Un completo dai colori chiari,
una scala a chiocciola misteriosa,
una stanza piena di libri,
un rimprovero che ancora brucia,
una bambola dal vestitino blu da descrivere in classe.

1941. La giovanissima maestra Antonietta Catania insieme alle sue alunne

Le immagini che animano il ricordo della maestra Antonietta Catania sono tante quante le bambine che ha avuto come alunne in una carriera scolastica lunga 47 anni, dal 1939 al 1986.
Il ritratto che ne viene fuori è corale e ottenuto cucendo insieme gli squarci delle memorie di donne di almeno tre generazioni. I ricordi di quelle bambine e di chi l’ha conosciuta, gracili a una prima interrogazione, si irrobustiscono man mano che le parole scivolano via una dopo l’altra e vestono una maestra rigorosa, abilissima, molto amata, a tratti mitica.

Il corpo insegnanti della scuola primaria chiaramontana a fine anni ’40.

Nata a Chiaramonte Gulfi nel 1920 da Giambattista Catania e Giorgina Dragonetti, commercianti di tessuti, è la maggiore di otto figli, studia e si diploma alle magistrali a Modica e consegue il magistero a Messina.
Dopo la morte dei genitori si trasferisce nella casa in cui vivrà tutta la vita in via Sanzone, ereditata da una zia del padre che avrà una cura e un’attenzione speciali per Antonietta, donna Amalia Destefano, della nota famiglia di capomastri e scalpellini.

Antonietta Catania negli anni ’50

Amalia era vissuta per anni a Messina dove si era trasferita insieme ai fratelli e la sorella Graziella per continuare gli studi, ma nel 1908 il terremoto le aveva portato via tutti i suoi cari, una storia tragica che la riporterà a Chiaramonte dove passerà il resto dei suoi giorni raccolta in un doloroso silenzio.

1955. Giochi all’aperto durante una gitarella attorno a Chiaramonte

È possibile immaginare che quei libri che qualche bambina ha avuto la fortuna di vedere a casa della maestra, e anche di leggere a voce alta per lei al pomeriggio, fossero appartenuti alla famiglia Destefano, una delle famiglie più colte del paese, la stessa che nei primi del ‘900 aveva lasciato tracce della propria abilità in quasi tutte le chiese chiaramontane. Difficile dire di che libri si trattasse ma a questi si affiancava certo una ricca sezione di didattica e pedagogia dei primi anni del secolo.

1960. Durante una lezione nella sua aula

Antonietta inizia a insegnare negli anni della ricostruzione dopo un ventennio di regime e le due guerre, e porta in classe una didattica che diventa gioco con le gare di tabelline, dei capoluoghi e dei verbi, una ginnastica finalmente libera dal rigore fascista, e un tempo di nuovo scandito dalle feste religiose e non più dalle sirene che precedevano i bombardamenti.

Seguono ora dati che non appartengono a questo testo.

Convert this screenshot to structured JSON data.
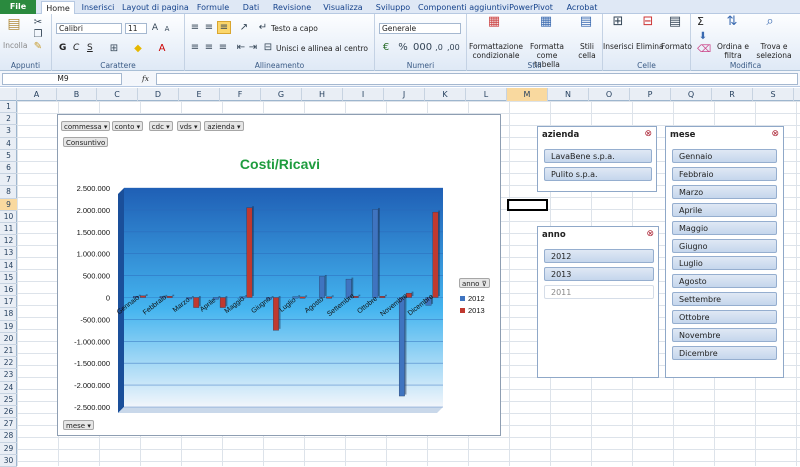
{
  "tabs": [
    {
      "label": "File"
    },
    {
      "label": "Home"
    },
    {
      "label": "Inserisci"
    },
    {
      "label": "Layout di pagina"
    },
    {
      "label": "Formule"
    },
    {
      "label": "Dati"
    },
    {
      "label": "Revisione"
    },
    {
      "label": "Visualizza"
    },
    {
      "label": "Sviluppo"
    },
    {
      "label": "Componenti aggiuntivi"
    },
    {
      "label": "PowerPivot"
    },
    {
      "label": "Acrobat"
    }
  ],
  "ribbon": {
    "groups": [
      "Appunti",
      "Carattere",
      "Allineamento",
      "Numeri",
      "Stili",
      "Celle",
      "Modifica"
    ],
    "paste_label": "Incolla",
    "font_name": "Calibri",
    "font_size": "11",
    "bold": "G",
    "italic": "C",
    "underline": "S",
    "wrap_text": "Testo a capo",
    "merge_center": "Unisci e allinea al centro",
    "number_format": "Generale",
    "cond_format": "Formattazione condizionale",
    "format_table": "Formatta come tabella",
    "cell_styles": "Stili cella",
    "insert": "Inserisci",
    "delete": "Elimina",
    "format": "Formato",
    "sort_filter": "Ordina e filtra",
    "find_select": "Trova e seleziona",
    "sigma": "Σ"
  },
  "formula_bar": {
    "name_box": "M9",
    "fx": "fx",
    "content": ""
  },
  "columns": [
    "A",
    "B",
    "C",
    "D",
    "E",
    "F",
    "G",
    "H",
    "I",
    "J",
    "K",
    "L",
    "M",
    "N",
    "O",
    "P",
    "Q",
    "R",
    "S"
  ],
  "rows": [
    "1",
    "2",
    "3",
    "4",
    "5",
    "6",
    "7",
    "8",
    "9",
    "10",
    "11",
    "12",
    "13",
    "14",
    "15",
    "16",
    "17",
    "18",
    "19",
    "20",
    "21",
    "22",
    "23",
    "24",
    "25",
    "26",
    "27",
    "28",
    "29",
    "30"
  ],
  "selected_cell": {
    "column": "M",
    "row": "9"
  },
  "chart": {
    "filters": [
      "commessa",
      "conto",
      "cdc",
      "vds",
      "azienda"
    ],
    "values_button": "Consuntivo",
    "axis_field_button": "mese",
    "legend_field_button": "anno"
  },
  "chart_data": {
    "type": "bar",
    "title": "Costi/Ricavi",
    "categories": [
      "Gennaio",
      "Febbraio",
      "Marzo",
      "Aprile",
      "Maggio",
      "Giugno",
      "Luglio",
      "Agosto",
      "Settembre",
      "Ottobre",
      "Novembre",
      "Dicembre"
    ],
    "series": [
      {
        "name": "2012",
        "color": "#3f74c0",
        "values": [
          30000,
          25000,
          -20000,
          -40000,
          20000,
          -40000,
          20000,
          480000,
          420000,
          2010000,
          -2250000,
          -180000
        ]
      },
      {
        "name": "2013",
        "color": "#c0392f",
        "values": [
          40000,
          30000,
          -230000,
          -230000,
          2050000,
          -750000,
          15000,
          15000,
          30000,
          30000,
          100000,
          1950000
        ]
      }
    ],
    "yticks": [
      "2.500.000",
      "2.000.000",
      "1.500.000",
      "1.000.000",
      "500.000",
      "0",
      "-500.000",
      "-1.000.000",
      "-1.500.000",
      "-2.000.000",
      "-2.500.000"
    ],
    "ylim": [
      -2500000,
      2500000
    ],
    "legend": "right"
  },
  "slicers": {
    "azienda": {
      "title": "azienda",
      "items": [
        {
          "label": "LavaBene s.p.a.",
          "selected": true
        },
        {
          "label": "Pulito  s.p.a.",
          "selected": true
        }
      ]
    },
    "anno": {
      "title": "anno",
      "items": [
        {
          "label": "2012",
          "selected": true
        },
        {
          "label": "2013",
          "selected": true
        },
        {
          "label": "2011",
          "selected": false
        }
      ]
    },
    "mese": {
      "title": "mese",
      "items": [
        {
          "label": "Gennaio"
        },
        {
          "label": "Febbraio"
        },
        {
          "label": "Marzo"
        },
        {
          "label": "Aprile"
        },
        {
          "label": "Maggio"
        },
        {
          "label": "Giugno"
        },
        {
          "label": "Luglio"
        },
        {
          "label": "Agosto"
        },
        {
          "label": "Settembre"
        },
        {
          "label": "Ottobre"
        },
        {
          "label": "Novembre"
        },
        {
          "label": "Dicembre"
        }
      ]
    }
  }
}
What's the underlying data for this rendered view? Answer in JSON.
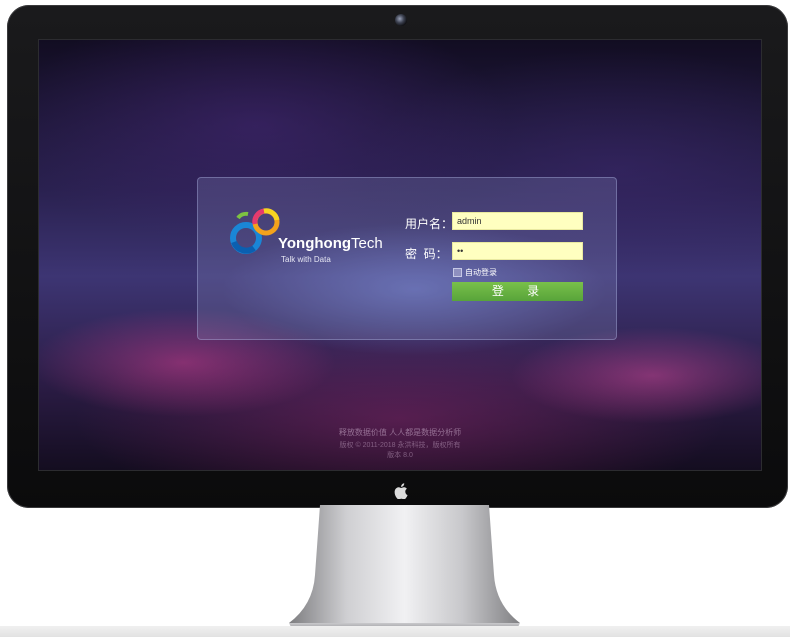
{
  "login": {
    "brand_bold": "Yonghong",
    "brand_light": "Tech",
    "tagline": "Talk with Data",
    "username_label": "用户名：",
    "username_value": "admin",
    "password_label": "密  码：",
    "password_value": "••",
    "remember_label": "自动登录",
    "login_button_label": "登 录"
  },
  "footer": {
    "slogan": "释放数据价值 人人都是数据分析师",
    "copyright": "版权 © 2011-2018 永洪科技，版权所有",
    "version": "版本 8.0"
  },
  "colors": {
    "login_button": "#5aa83b",
    "input_background": "#ffffc0"
  },
  "icons": {
    "logo": "yonghong-rings-logo",
    "device": "apple-logo-icon",
    "camera": "camera-icon"
  }
}
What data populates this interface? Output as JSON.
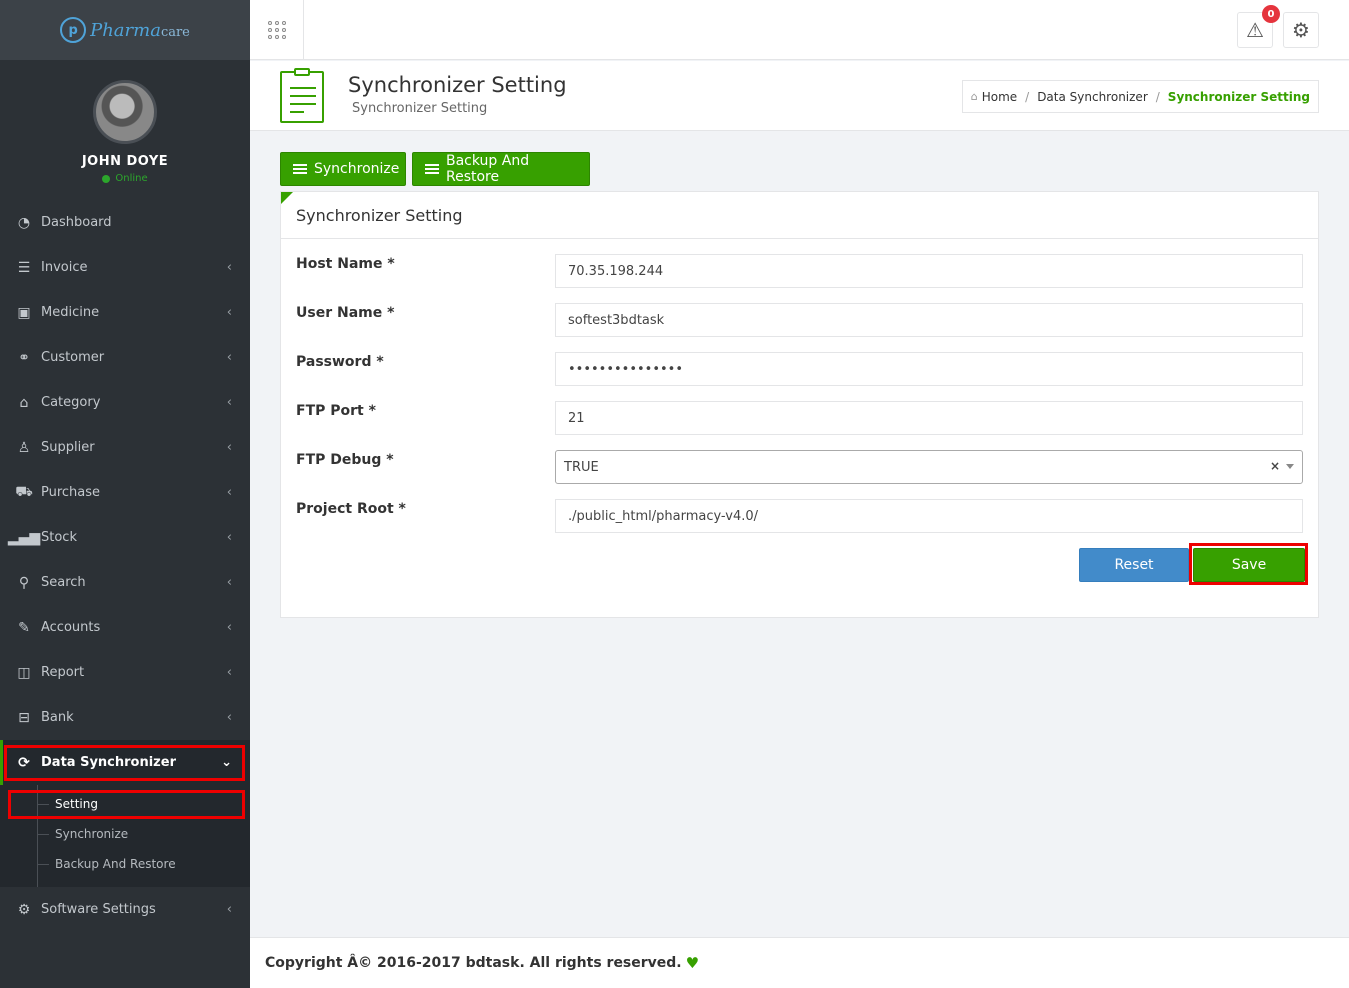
{
  "app": {
    "logo_text": "Pharma",
    "logo_text_suffix": "care",
    "logo_letter": "p"
  },
  "profile": {
    "name": "JOHN DOYE",
    "status": "Online"
  },
  "sidebar": {
    "items": [
      {
        "label": "Dashboard",
        "icon": "dashboard-icon"
      },
      {
        "label": "Invoice",
        "icon": "invoice-icon"
      },
      {
        "label": "Medicine",
        "icon": "medicine-icon"
      },
      {
        "label": "Customer",
        "icon": "handshake-icon"
      },
      {
        "label": "Category",
        "icon": "bookmark-icon"
      },
      {
        "label": "Supplier",
        "icon": "user-icon"
      },
      {
        "label": "Purchase",
        "icon": "cart-icon"
      },
      {
        "label": "Stock",
        "icon": "bar-chart-icon"
      },
      {
        "label": "Search",
        "icon": "search-icon"
      },
      {
        "label": "Accounts",
        "icon": "edit-icon"
      },
      {
        "label": "Report",
        "icon": "book-icon"
      },
      {
        "label": "Bank",
        "icon": "briefcase-icon"
      },
      {
        "label": "Data Synchronizer",
        "icon": "sync-icon"
      },
      {
        "label": "Software Settings",
        "icon": "gear-icon"
      }
    ],
    "submenu": [
      "Setting",
      "Synchronize",
      "Backup And Restore"
    ]
  },
  "header": {
    "notification_count": "0"
  },
  "page": {
    "title": "Synchronizer Setting",
    "subtitle": "Synchronizer Setting",
    "breadcrumb": [
      "Home",
      "Data Synchronizer",
      "Synchronizer Setting"
    ]
  },
  "tabs": [
    "Synchronize",
    "Backup And Restore"
  ],
  "form": {
    "title": "Synchronizer Setting",
    "fields": [
      {
        "label": "Host Name *",
        "value": "70.35.198.244"
      },
      {
        "label": "User Name *",
        "value": "softest3bdtask"
      },
      {
        "label": "Password *",
        "value": "•••••••••••••••"
      },
      {
        "label": "FTP Port *",
        "value": "21"
      },
      {
        "label": "FTP Debug *",
        "value": "TRUE"
      },
      {
        "label": "Project Root *",
        "value": "./public_html/pharmacy-v4.0/"
      }
    ],
    "reset_label": "Reset",
    "save_label": "Save"
  },
  "footer": {
    "copyright": "Copyright Â© 2016-2017 bdtask. All rights reserved."
  },
  "colors": {
    "accent": "#37a000",
    "sidebar_bg": "#2c3136",
    "reset_btn": "#428bca",
    "highlight": "#e00000"
  }
}
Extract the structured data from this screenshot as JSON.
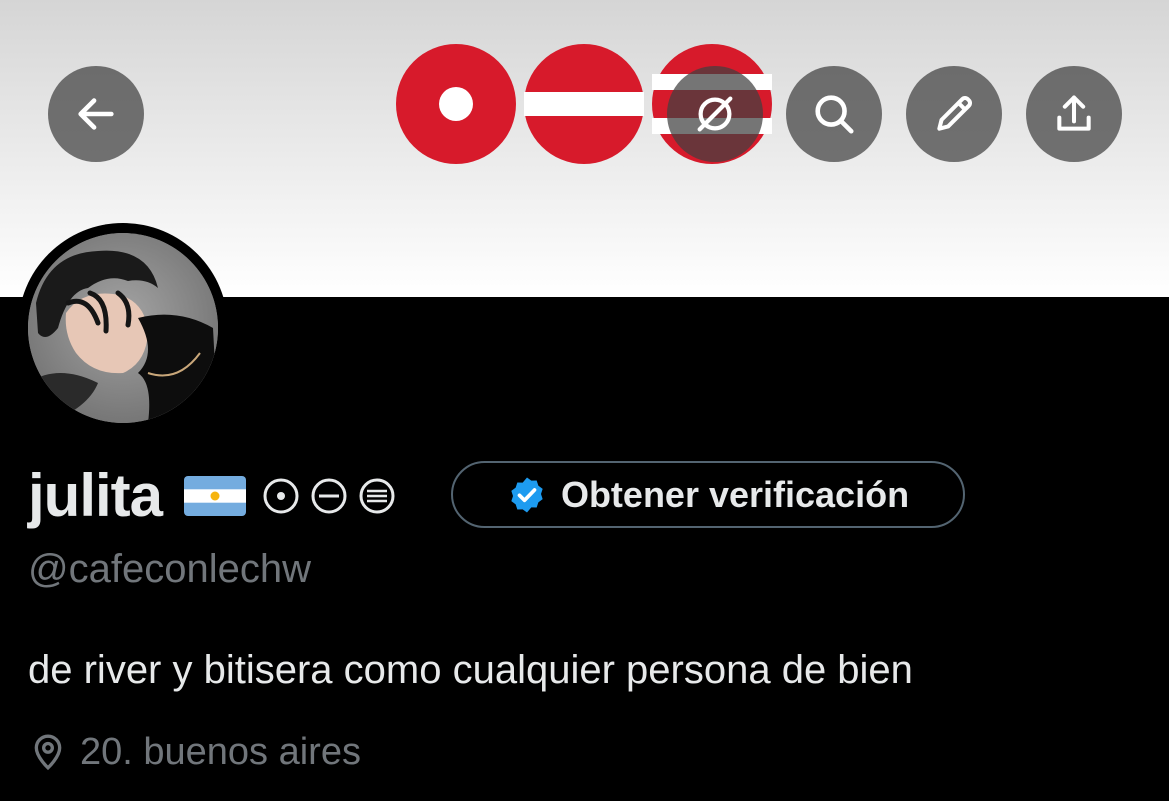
{
  "header": {
    "back_icon": "arrow-left-icon",
    "actions": [
      {
        "name": "grok-icon"
      },
      {
        "name": "search-icon"
      },
      {
        "name": "edit-icon"
      },
      {
        "name": "share-icon"
      }
    ]
  },
  "banner": {
    "description_colors": {
      "background": "#e6e6e6",
      "shapes": "#d71a2b"
    }
  },
  "profile": {
    "display_name": "julita",
    "name_decorations": [
      "argentina-flag-emoji",
      "circled-dot",
      "circled-minus",
      "circled-equals"
    ],
    "verify_button_label": "Obtener verificación",
    "verify_badge_color": "#1d9bf0",
    "handle": "@cafeconlechw",
    "bio": "de river y bitisera como cualquier persona de bien",
    "location_icon": "location-pin-icon",
    "location": "20. buenos aires"
  }
}
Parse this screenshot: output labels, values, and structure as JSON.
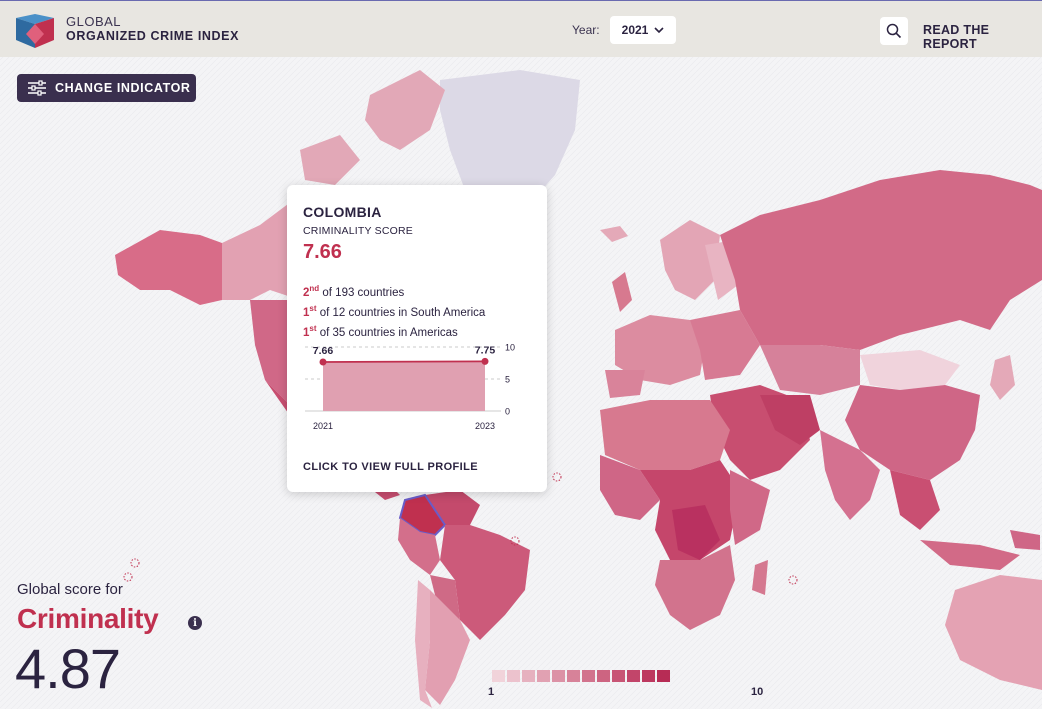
{
  "header": {
    "brand_line1": "GLOBAL",
    "brand_line2": "ORGANIZED CRIME INDEX",
    "year_label": "Year:",
    "year_value": "2021",
    "read_report": "READ THE REPORT"
  },
  "controls": {
    "change_indicator": "CHANGE INDICATOR"
  },
  "tooltip": {
    "country": "COLOMBIA",
    "metric": "CRIMINALITY SCORE",
    "score": "7.66",
    "ranks": [
      {
        "ord": "2",
        "suffix": "nd",
        "text": " of 193 countries"
      },
      {
        "ord": "1",
        "suffix": "st",
        "text": " of 12 countries in South America"
      },
      {
        "ord": "1",
        "suffix": "st",
        "text": " of 35 countries in Americas"
      }
    ],
    "cta": "CLICK TO VIEW FULL PROFILE"
  },
  "chart_data": {
    "type": "area",
    "x": [
      "2021",
      "2023"
    ],
    "values": [
      7.66,
      7.75
    ],
    "value_labels": [
      "7.66",
      "7.75"
    ],
    "ylim": [
      0,
      10
    ],
    "y_ticks": [
      "10",
      "5",
      "0"
    ],
    "x_ticks": [
      "2021",
      "2023"
    ],
    "color": "#c0304f"
  },
  "global": {
    "label": "Global score for",
    "indicator": "Criminality",
    "info_icon": "i",
    "score": "4.87"
  },
  "legend": {
    "min": "1",
    "max": "10",
    "colors": [
      "#f1d3da",
      "#ecc2cd",
      "#e6b1bf",
      "#e1a1b2",
      "#dc92a6",
      "#d78299",
      "#d2738d",
      "#cd6481",
      "#c85575",
      "#c2456a",
      "#bd385f",
      "#b72c55"
    ]
  },
  "colors": {
    "accent": "#c0304f",
    "dark": "#3a2f4e",
    "highlight": "#6a5cc8"
  }
}
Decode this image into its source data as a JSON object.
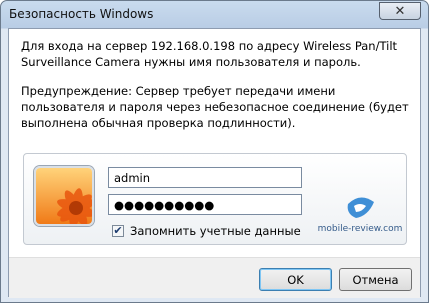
{
  "window": {
    "title": "Безопасность Windows",
    "close_glyph": "✕"
  },
  "message": {
    "line1": "Для входа на сервер 192.168.0.198 по адресу Wireless Pan/Tilt Surveillance Camera нужны имя пользователя и пароль.",
    "warning": "Предупреждение: Сервер требует передачи имени пользователя и пароля через небезопасное соединение (будет выполнена обычная проверка подлинности)."
  },
  "credentials": {
    "username": "admin",
    "password": "●●●●●●●●●●",
    "remember_label": "Запомнить учетные данные",
    "remember_checked": true,
    "check_glyph": "✔"
  },
  "watermark": {
    "text": "mobile-review.com"
  },
  "buttons": {
    "ok": "OK",
    "cancel": "Отмена"
  },
  "colors": {
    "accent": "#1c6ec9",
    "logo": "#3f8fd6"
  }
}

1966. Le classi delle scuole primarie fino a metà anni ’70 erano divise per sesso.

Terziaria francescana e consorella del Sacro Cuore di Gesù, portava in classe una devozione saldissima nella forma di preghiere che aprivano e chiudevano le lezioni, nel commento del Vangelo della domenica e, nel mese mariano, di altarini da curare ogni giorno con rose portate da casa.

1968

Il tempo che scandiva il lavoro in classe non era quello uniforme degli orologi ma quello antico, lento e disomogeneo delle campane e delle feste dei santi: l’undici novembre il tema e il disegno su san Martino, il tredici dicembre la visita a piedi alla chiesetta santa Lucia e il tredici giugno il suo onomastico, un rito che chiudeva l’anno scolastico in casa sua, dove la fedelissima Vituzza Iannizzotto, a servizio da lei una vita intera, serviva alle bambine bevande e dolcetti.

1970

La sua pedagogia non fuggiva la complessità della vita e della morte, e le sue alunne ricordano ancora con sentimenti contrastanti la visita alla tomba dei suoi genitori dove adesso potranno andare a trovare lei, la Via Crucis in Chiesa Madre prima di entrare in classe ogni venerdì di Quaresima, e la spiegazione in classe dell’attentato ad Aldo Moro il 9 maggio del 1978.

1970 (presumibilmente)

Il suo rigore pedagogico era sempre affiancato a una grande attenzione alla cultura e alla saggezza popolare che sono rimaste custodite in quaderni di proverbi vergati con una calligrafia minutissima e inquadrata in righe blu e margini rossi. E sono molte le case che conservano altrettanti quaderni con disegni di arlecchino, il tema sulla domenica in albis, i cuori di cartoncino per la festa della mamma, il racconto della gita a Siracusa, della passeggiata o “favuottu” e della visita alla Madonna di Gulfi in occasione della donazione di corone nuove.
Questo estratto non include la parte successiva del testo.